Aquele que se agarra à segurança do trabalho quotidiano,
do horário, da organização, da família e das amizades,
esse já não vive.
Para viver, é preciso a segurança,
mas mais ainda
a aventura, o risco, o dinamismo, o dom de si, a solidariedade com os outros.
Medo de perder o meu dinheiro, o meu tempo,
a minha reputação, a minha liberdade;
medo, sobretudo, de me perder a mim próprio,
medo do desconhecido,
porque a miséria é uma terra desconhecida;
terror do desespero: essas mãos... essas mãos,
essas mãos que se estendem para mim,
essas mãos,
tenho medo de as tocar,
porque me podem submergir
num futuro desconhecido...
Então, volto as costas... e fecho-me em mim...
na minha segurança...
sozinho dentro de mim mesmo...
Recuso-me a amar... porque tenho medo da tua mão estendida,
que me chama para o desconhecido do amor... ;
porque tenho medo do vazio que há em mim, da minha pobreza, do chamamento para a morte;
tenho medo de mim próprio e fecho o meu coração... bloco de cimento que me separa de ti,
meu irmão desesperado...
Tu, sim, tu estás numa prisão de desespero e tristeza.
Eu também sou prisioneiro, as minhas grades são,
os meus supostos amigos, os meus clubes, as convenções sociais de moda;
barreiras que eu consolidei para te tirar da minha vida, meu irmão,
porque a tua presença, miserável, triste, é um apelo...
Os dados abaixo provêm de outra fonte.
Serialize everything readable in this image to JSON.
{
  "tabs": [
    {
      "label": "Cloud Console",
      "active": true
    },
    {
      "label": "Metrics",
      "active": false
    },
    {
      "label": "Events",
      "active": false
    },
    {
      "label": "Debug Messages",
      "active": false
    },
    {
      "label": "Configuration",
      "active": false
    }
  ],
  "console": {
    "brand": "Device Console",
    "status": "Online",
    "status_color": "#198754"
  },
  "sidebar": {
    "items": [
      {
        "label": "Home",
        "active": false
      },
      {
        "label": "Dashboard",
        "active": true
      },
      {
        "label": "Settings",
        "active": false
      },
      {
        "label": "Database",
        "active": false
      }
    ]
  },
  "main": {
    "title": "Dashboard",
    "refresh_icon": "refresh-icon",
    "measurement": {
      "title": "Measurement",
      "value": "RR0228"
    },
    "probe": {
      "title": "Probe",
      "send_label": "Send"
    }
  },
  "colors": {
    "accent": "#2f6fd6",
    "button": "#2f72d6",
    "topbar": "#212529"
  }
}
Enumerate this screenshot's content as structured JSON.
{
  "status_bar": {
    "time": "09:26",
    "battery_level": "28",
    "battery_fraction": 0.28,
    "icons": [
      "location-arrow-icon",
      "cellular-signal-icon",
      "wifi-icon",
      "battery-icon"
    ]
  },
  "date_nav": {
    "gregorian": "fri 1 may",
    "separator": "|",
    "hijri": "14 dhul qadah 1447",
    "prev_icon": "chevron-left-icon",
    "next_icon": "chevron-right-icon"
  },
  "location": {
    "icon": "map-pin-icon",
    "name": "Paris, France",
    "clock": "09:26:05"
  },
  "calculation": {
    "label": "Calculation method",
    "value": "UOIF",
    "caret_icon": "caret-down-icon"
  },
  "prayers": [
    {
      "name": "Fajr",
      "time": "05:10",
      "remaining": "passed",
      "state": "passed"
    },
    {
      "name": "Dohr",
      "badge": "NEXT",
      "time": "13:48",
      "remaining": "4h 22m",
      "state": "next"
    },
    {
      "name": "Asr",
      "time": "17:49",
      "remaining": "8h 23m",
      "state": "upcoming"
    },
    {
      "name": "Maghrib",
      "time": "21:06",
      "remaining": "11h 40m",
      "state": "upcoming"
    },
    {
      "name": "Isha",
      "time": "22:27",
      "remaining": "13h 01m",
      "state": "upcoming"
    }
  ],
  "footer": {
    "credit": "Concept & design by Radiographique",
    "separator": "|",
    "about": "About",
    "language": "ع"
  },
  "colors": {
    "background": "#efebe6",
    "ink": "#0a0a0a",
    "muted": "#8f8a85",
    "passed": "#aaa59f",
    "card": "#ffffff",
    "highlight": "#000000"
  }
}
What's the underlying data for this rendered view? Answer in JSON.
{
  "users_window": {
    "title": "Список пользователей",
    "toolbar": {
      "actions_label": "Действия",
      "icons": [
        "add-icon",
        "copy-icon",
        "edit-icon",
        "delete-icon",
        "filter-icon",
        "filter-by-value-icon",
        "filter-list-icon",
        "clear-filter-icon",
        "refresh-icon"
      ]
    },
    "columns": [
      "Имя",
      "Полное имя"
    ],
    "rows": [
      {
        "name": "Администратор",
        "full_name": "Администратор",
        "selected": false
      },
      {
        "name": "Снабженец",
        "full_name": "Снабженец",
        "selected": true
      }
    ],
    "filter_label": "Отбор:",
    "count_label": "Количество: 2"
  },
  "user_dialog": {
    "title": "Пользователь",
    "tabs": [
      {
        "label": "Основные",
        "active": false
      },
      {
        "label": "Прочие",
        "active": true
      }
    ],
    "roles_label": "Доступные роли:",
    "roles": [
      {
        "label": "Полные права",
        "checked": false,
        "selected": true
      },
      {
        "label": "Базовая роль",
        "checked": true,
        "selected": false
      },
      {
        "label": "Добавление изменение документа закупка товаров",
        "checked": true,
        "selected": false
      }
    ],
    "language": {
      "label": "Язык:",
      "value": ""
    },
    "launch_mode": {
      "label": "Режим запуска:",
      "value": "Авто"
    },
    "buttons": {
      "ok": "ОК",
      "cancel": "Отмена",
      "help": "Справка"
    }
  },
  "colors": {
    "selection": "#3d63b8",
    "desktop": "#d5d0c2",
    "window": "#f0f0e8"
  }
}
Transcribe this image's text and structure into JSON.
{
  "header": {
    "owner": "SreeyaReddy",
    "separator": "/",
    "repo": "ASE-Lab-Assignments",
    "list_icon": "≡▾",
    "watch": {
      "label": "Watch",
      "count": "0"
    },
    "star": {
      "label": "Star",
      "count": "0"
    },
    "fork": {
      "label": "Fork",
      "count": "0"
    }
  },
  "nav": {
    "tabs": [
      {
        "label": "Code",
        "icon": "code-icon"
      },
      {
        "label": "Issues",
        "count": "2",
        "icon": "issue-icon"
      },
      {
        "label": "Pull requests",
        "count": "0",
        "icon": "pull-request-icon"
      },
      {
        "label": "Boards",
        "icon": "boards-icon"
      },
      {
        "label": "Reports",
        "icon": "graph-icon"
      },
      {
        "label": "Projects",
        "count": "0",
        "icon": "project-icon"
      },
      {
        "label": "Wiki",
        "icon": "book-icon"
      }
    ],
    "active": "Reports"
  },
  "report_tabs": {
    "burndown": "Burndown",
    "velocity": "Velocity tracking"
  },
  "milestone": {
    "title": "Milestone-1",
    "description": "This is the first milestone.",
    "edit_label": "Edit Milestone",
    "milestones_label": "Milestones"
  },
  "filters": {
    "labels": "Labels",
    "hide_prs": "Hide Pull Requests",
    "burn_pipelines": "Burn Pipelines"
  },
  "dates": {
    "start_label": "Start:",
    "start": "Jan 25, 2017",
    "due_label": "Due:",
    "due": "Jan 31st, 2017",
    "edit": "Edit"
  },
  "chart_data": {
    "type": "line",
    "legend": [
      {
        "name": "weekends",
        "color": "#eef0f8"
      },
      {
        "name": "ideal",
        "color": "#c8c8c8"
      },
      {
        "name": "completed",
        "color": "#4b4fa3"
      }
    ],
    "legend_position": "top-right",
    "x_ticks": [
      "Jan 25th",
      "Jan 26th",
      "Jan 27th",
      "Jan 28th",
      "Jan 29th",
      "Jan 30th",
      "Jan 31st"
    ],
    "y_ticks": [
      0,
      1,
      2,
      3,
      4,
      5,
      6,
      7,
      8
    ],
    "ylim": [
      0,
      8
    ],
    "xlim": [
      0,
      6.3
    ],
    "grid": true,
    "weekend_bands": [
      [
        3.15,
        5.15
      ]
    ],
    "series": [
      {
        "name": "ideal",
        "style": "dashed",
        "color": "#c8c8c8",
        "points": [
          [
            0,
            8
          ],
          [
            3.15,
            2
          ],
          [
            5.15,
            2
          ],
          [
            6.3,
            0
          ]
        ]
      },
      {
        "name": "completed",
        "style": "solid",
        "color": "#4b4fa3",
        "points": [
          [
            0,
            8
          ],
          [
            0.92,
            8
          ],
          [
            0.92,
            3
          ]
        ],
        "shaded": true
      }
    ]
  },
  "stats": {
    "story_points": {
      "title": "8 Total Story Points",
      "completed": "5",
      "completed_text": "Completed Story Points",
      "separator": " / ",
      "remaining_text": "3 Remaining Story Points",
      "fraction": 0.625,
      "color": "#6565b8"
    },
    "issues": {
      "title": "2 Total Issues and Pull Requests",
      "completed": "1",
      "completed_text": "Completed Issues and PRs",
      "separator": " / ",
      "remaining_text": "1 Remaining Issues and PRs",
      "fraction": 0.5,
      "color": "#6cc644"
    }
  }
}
Desvio o olhar, ou, então, tenho a ousadia...
(o amor é o maior de todos os riscos)
de me dar a ti, meu irmão.
Terei eu a coragem de mergulhar no redemoinho da água viva, do amor fiel?
Que eu tenha a audácia,
a audácia de crer no teu apelo silencioso,
nas tuas lágrimas de silêncio.
Mas há também o mundo da eficiência, das técnicas, dos diplomas, dos negócios (negócios são negócios!),
e os amigos que pensam que sou louco... (serão meus amigos? estarei eu louco?)
a dúvida, as forças inimigas, a lassidão;
o medo.
Todavia, a vida chama-me, a compaixão mora nas minhas entranhas,
essa guerra estranha e silenciosa...
Terei a ousadia de crer? Terei a ousadia de fugir ao Teu apelo?
«Se abrires a tua alma ao faminto, e fartares o aflito; então a tua luz nascerá nas trevas, e a tua escuridão será como o meio dia. O Senhor te guiará continuamente, e te fartará até em lugares áridos, e fortificará os teus ossos; serás como um jardim regado, e como um manancial, cujas águas nunca falham. E os que de ti procederem edificarão as ruínas antigas; e tu levantarás os fundamentos de muitas gerações; e serás chamado reparador da brecha, e restaurador de veredas para morar.» (Isaías 58, 10-12)
Ó Deus, ó meu Deus,
não me deixeis vergar, diminuir!
Não me deixeis afundar num sono sem fim!
Impedi que caia na prisão dos hábitos egoístas cujas grades são os amigos superficiais,
os «cocktails», as gargalhadas estúpidas, os beijos sem amor,
os presentes para glória do ofertante, os negócios e as administrações sem coração;
essas grades que impedem a vida cheia de cor em busca do infinito, aberto ao Teu apelo.»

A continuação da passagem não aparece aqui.